Which, okay, fine! I mean I'm already sort of sad that Shelly starts out the book pre-emptively dead, but at least everyone is going to be talking about her all the time, right?

WRONG.

About 80% of this book is about Sexy Bad Boy Byron and a dramatic past serial of Sexy Bad Boy Adventures, including Sexy Bad Boy Incest, Sexy Bad Boy Date Rape, Sexy Bad Boy Getting Involved In Violent Terrorism For The Lulz, and general all around Sexy Bad Boy Making Me Want To Murder Him.

(Well, he also has Sexy Bad Boy Adventures in publishing the AU version of Eragon, which is pretty hilarious and possibly the only real reason to read this book. That, and the fact that Shelly's favorite movie is Harold and Maude. IT WOULD BE.)

Meanwhile, Keats -- who is narrating the story -- occasionally gets a word in to talk about how he is DOOMED TO DIE YOUNG. But mostly he talks about how sexy Byron is. Sample Keats musing on Byron:

"I realized then for the first time that it was his mouth to which one was powerlessly drawn"
"an angel among angels is invisible, but an angel among men is a god"
"the rhythmic, gyrating torque of his body intermittently exposed his perfect ass to the moon"

The best/worst part is how we are somehow still expected to believe that Keats is straight.

The worst-worst part is how almost all Shelly does in the book is pine after Byron. (Claire Clairmont and Caroline Lamb and Augusta Byron all appear too. None of them do anything except pine after and sleep with Byron, and get narratively pitied for the fact that the poor things can't help being obsessed with him; he's just so sexy!) Keats explains it thusly:

"I hate it that so much of what should be Shelly's story is about Gordon [Byron]. But then, so much of her life was too."

DUDE, YOU WROTE IT THAT WAY. I hate to break it to you, but being fake remorseful about how you find it so much more interesting to talk about creepy sexy Byron than about your actual female lead does not actually get you off the hook!

There is one point of the book at which Shelly gets to do something that's not all about Byron. Unfortunately, the thing that she does is this part involves spoilers, but seriously, I'm doing this so you don't have to! Some of them are triggery, though )

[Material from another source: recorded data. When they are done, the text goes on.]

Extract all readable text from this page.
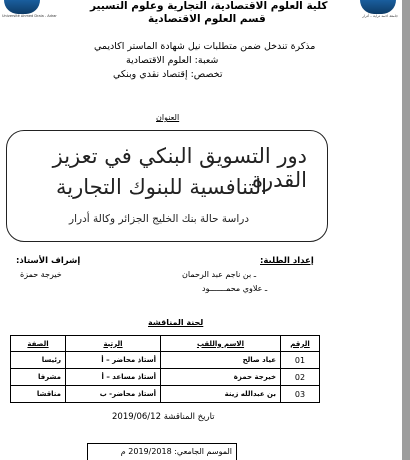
Université Ahmed Draia - Adrar	جامعة احمد دراية – أدرار
كلية العلوم الاقتصادية، التجارية وعلوم التسيير
قسم العلوم الاقتصادية
مذكرة تندخل ضمن متطلبات نيل شهادة الماستر اكاديمي
شعبة: العلوم الاقتصادية
تخصص: إقتصاد نقدي وبنكي
العنوان
دور التسويق البنكي في تعزيز القدرة
التنافسية للبنوك التجارية
دراسة حالة بنك الخليج الجزائر وكالة أدرار
إعداد الطلبة:
ـ بن ناجم عبد الرحمان
ـ علاوي محمـــــــود
إشراف الأستاذ:
خيرجة حمزة
لجنة المناقشة
الصفة	الرتبة	الاسم واللقب	الرقم
رئيسا	أستاذ محاضر – أ	عياد صالح	01
مشرفا	أستاذ مساعد – أ	خيرجة حمزة	02
مناقشا	أستاذ محاضر- ب	بن عبدالله زينة	03
تاريخ المناقشة 2019/06/12
الموسم الجامعي: 2019/2018 م
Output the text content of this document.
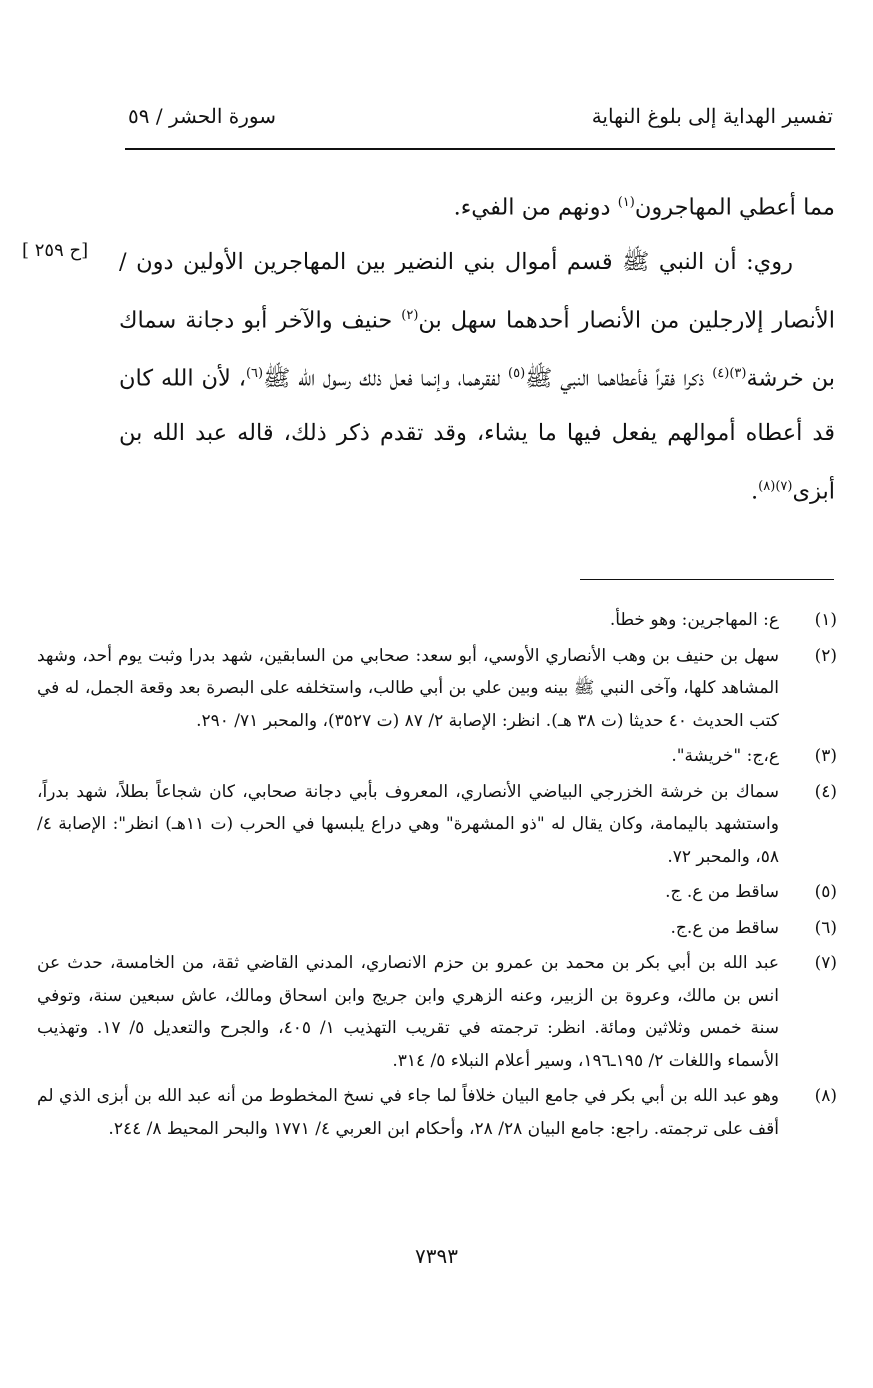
تفسير الهداية إلى بلوغ النهاية
سورة الحشر / ٥٩
[ح ٢٥٩ ]

مما أعطي المهاجرون$^{(١)}$ دونهم من الفيء.

روي: أن النبي ﷺ قسم أموال بني النضير بين المهاجرين الأولين دون / الأنصار إلارجلين من الأنصار أحدهما سهل بن$^{(٢)}$ حنيف والآخر أبو دجانة سماك بن خرشة$^{(٣)(٤)}$ ذكرا فقراً فأعطاهما النبي ﷺ$^{(٥)}$ لفقرهما، وإنما فعل ذلك رسول الله ﷺ$^{(٦)}$، لأن الله كان قد أعطاه أموالهم يفعل فيها ما يشاء، وقد تقدم ذكر ذلك، قاله عبد الله بن أبزى$^{(٧)(٨)}$.

(١)
ع: المهاجرين: وهو خطأ.
(٢)
سهل بن حنيف بن وهب الأنصاري الأوسي، أبو سعد: صحابي من السابقين، شهد بدرا وثبت يوم أحد، وشهد المشاهد كلها، وآخى النبي ﷺ بينه وبين علي بن أبي طالب، واستخلفه على البصرة بعد وقعة الجمل، له في كتب الحديث ٤٠ حديثا (ت ٣٨ هـ). انظر: الإصابة ٢/ ٨٧ (ت ٣٥٢٧)، والمحبر ٧١/ ٢٩٠.
(٣)
ع،ج: "خريشة".
(٤)
سماك بن خرشة الخزرجي البياضي الأنصاري، المعروف بأبي دجانة صحابي، كان شجاعاً بطلاً، شهد بدراً، واستشهد باليمامة، وكان يقال له "ذو المشهرة" وهي دراع يلبسها في الحرب (ت ١١هـ) انظر": الإصابة ٤/ ٥٨، والمحبر ٧٢.
(٥)
ساقط من ع. ج.
(٦)
ساقط من ع.ج.
(٧)
عبد الله بن أبي بكر بن محمد بن عمرو بن حزم الانصاري، المدني القاضي ثقة، من الخامسة، حدث عن انس بن مالك، وعروة بن الزبير، وعنه الزهري وابن جريج وابن اسحاق ومالك، عاش سبعين سنة، وتوفي سنة خمس وثلاثين ومائة. انظر: ترجمته في تقريب التهذيب ١/ ٤٠٥، والجرح والتعديل ٥/ ١٧. وتهذيب الأسماء واللغات ٢/ ١٩٥ـ١٩٦، وسير أعلام النبلاء ٥/ ٣١٤.
(٨)
وهو عبد الله بن أبي بكر في جامع البيان خلافاً لما جاء في نسخ المخطوط من أنه عبد الله بن أبزى الذي لم أقف على ترجمته. راجع: جامع البيان ٢٨/ ٢٨، وأحكام ابن العربي ٤/ ١٧٧١ والبحر المحيط ٨/ ٢٤٤.
٧٣٩٣
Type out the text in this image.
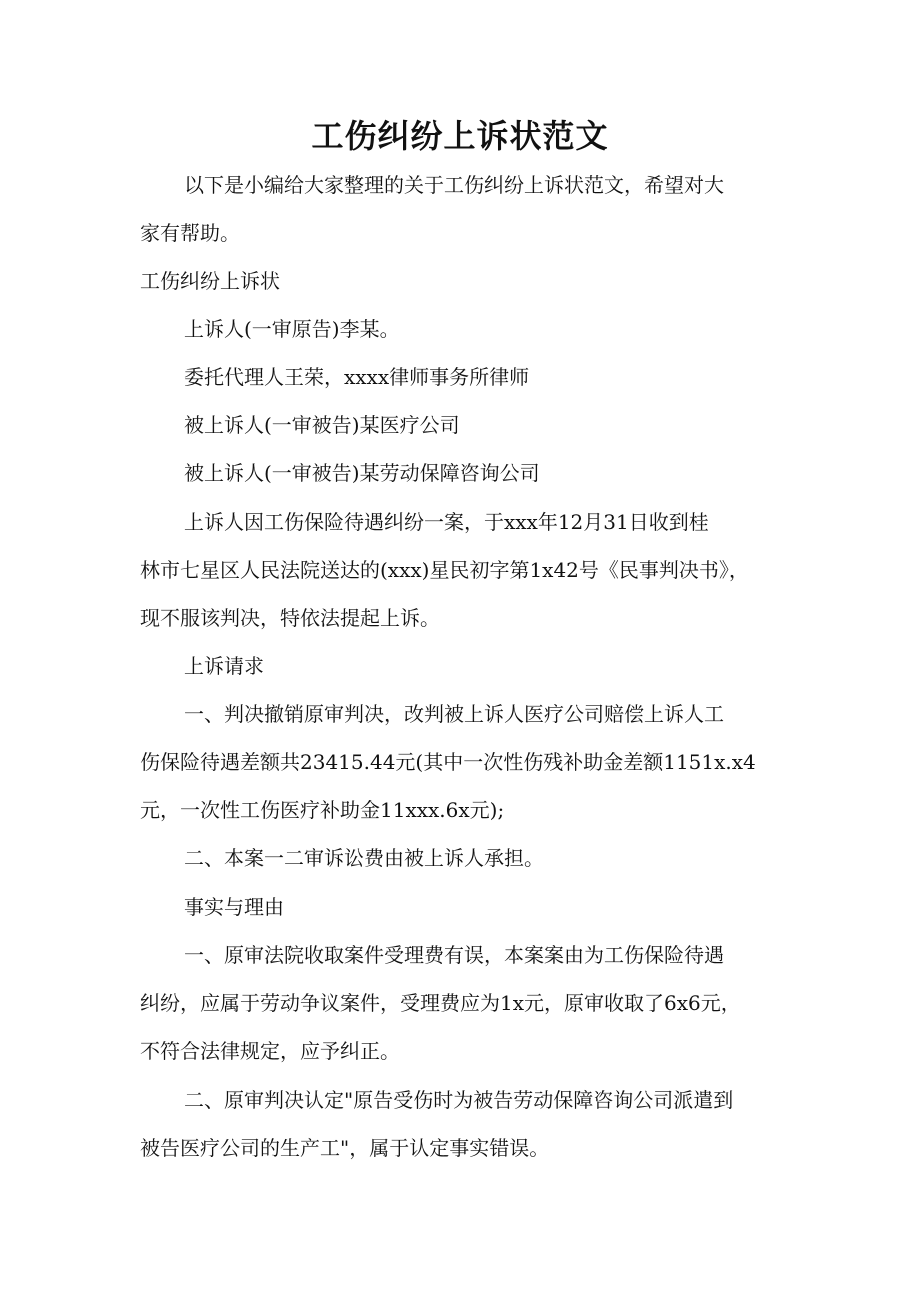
工伤纠纷上诉状范文
以下是小编给大家整理的关于工伤纠纷上诉状范文，希望对大
家有帮助。
工伤纠纷上诉状
上诉人(一审原告)李某。
委托代理人王荣，xxxx律师事务所律师
被上诉人(一审被告)某医疗公司
被上诉人(一审被告)某劳动保障咨询公司
上诉人因工伤保险待遇纠纷一案，于xxx年12月31日收到桂
林市七星区人民法院送达的(xxx)星民初字第1x42号《民事判决书》，
现不服该判决，特依法提起上诉。
上诉请求
一、判决撤销原审判决，改判被上诉人医疗公司赔偿上诉人工
伤保险待遇差额共23415.44元(其中一次性伤残补助金差额1151x.x4
元，一次性工伤医疗补助金11xxx.6x元);
二、本案一二审诉讼费由被上诉人承担。
事实与理由
一、原审法院收取案件受理费有误，本案案由为工伤保险待遇
纠纷，应属于劳动争议案件，受理费应为1x元，原审收取了6x6元，
不符合法律规定，应予纠正。
二、原审判决认定"原告受伤时为被告劳动保障咨询公司派遣到
被告医疗公司的生产工"，属于认定事实错误。
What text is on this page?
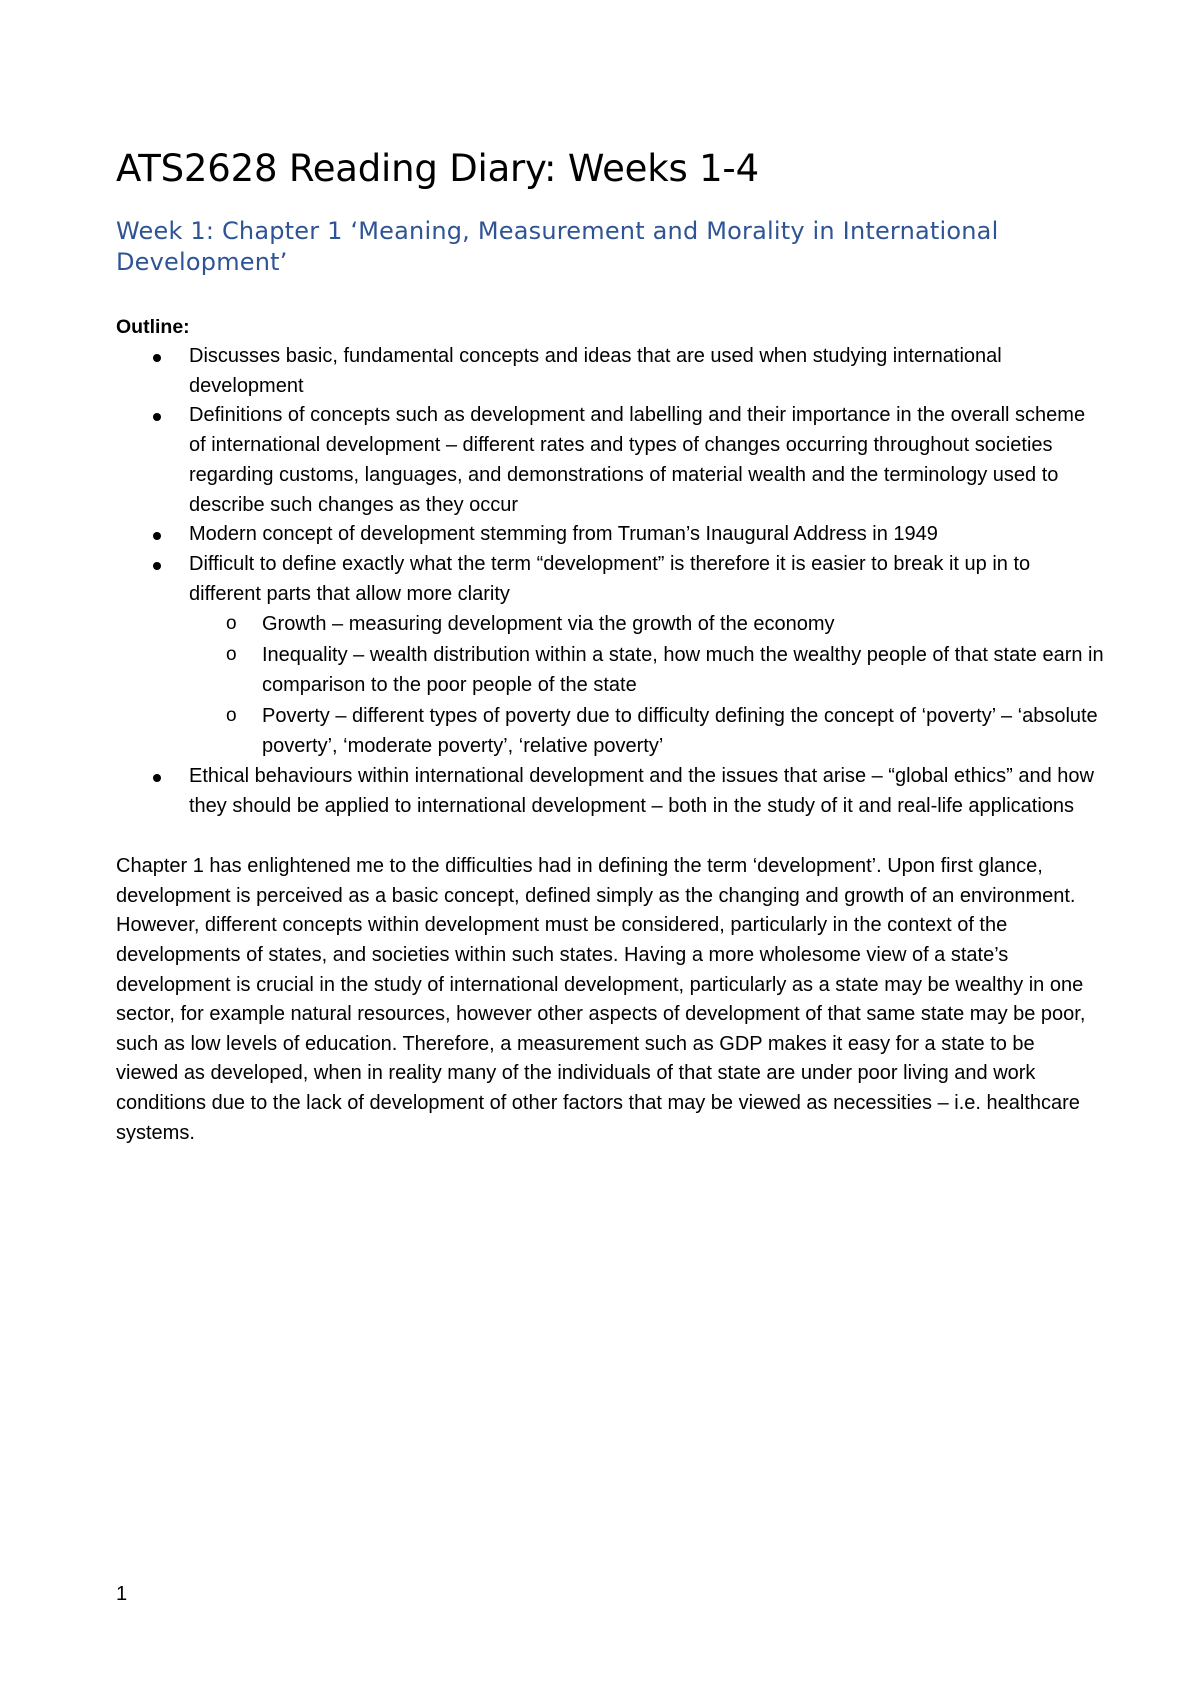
ATS2628 Reading Diary: Weeks 1-4
Week 1: Chapter 1 ‘Meaning, Measurement and Morality in International Development’
Outline:
Discusses basic, fundamental concepts and ideas that are used when studying international development
Definitions of concepts such as development and labelling and their importance in the overall scheme of international development – different rates and types of changes occurring throughout societies regarding customs, languages, and demonstrations of material wealth and the terminology used to describe such changes as they occur
Modern concept of development stemming from Truman’s Inaugural Address in 1949
Difficult to define exactly what the term “development” is therefore it is easier to break it up in to different parts that allow more clarity
o Growth – measuring development via the growth of the economy
o Inequality – wealth distribution within a state, how much the wealthy people of that state earn in comparison to the poor people of the state
o Poverty – different types of poverty due to difficulty defining the concept of ‘poverty’ – ‘absolute poverty’, ‘moderate poverty’, ‘relative poverty’
Ethical behaviours within international development and the issues that arise – “global ethics” and how they should be applied to international development – both in the study of it and real-life applications

Chapter 1 has enlightened me to the difficulties had in defining the term ‘development’. Upon first glance, development is perceived as a basic concept, defined simply as the changing and growth of an environment. However, different concepts within development must be considered, particularly in the context of the developments of states, and societies within such states. Having a more wholesome view of a state’s development is crucial in the study of international development, particularly as a state may be wealthy in one sector, for example natural resources, however other aspects of development of that same state may be poor, such as low levels of education. Therefore, a measurement such as GDP makes it easy for a state to be viewed as developed, when in reality many of the individuals of that state are under poor living and work conditions due to the lack of development of other factors that may be viewed as necessities – i.e. healthcare systems.

1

In a note at the end of the book, the author explains that he was trying to make all the characters more likeable than they actually were historically. Then he adds that he was trying to spotlight the Romantics' "emphasis on energy, emotion, optimism, freedom, individual and social betterment, non-confirmity, and righteous revolution."

When Kate Beaton's Byron and Shelley are doing better on ALL THESE AXES? You're doing it wrong.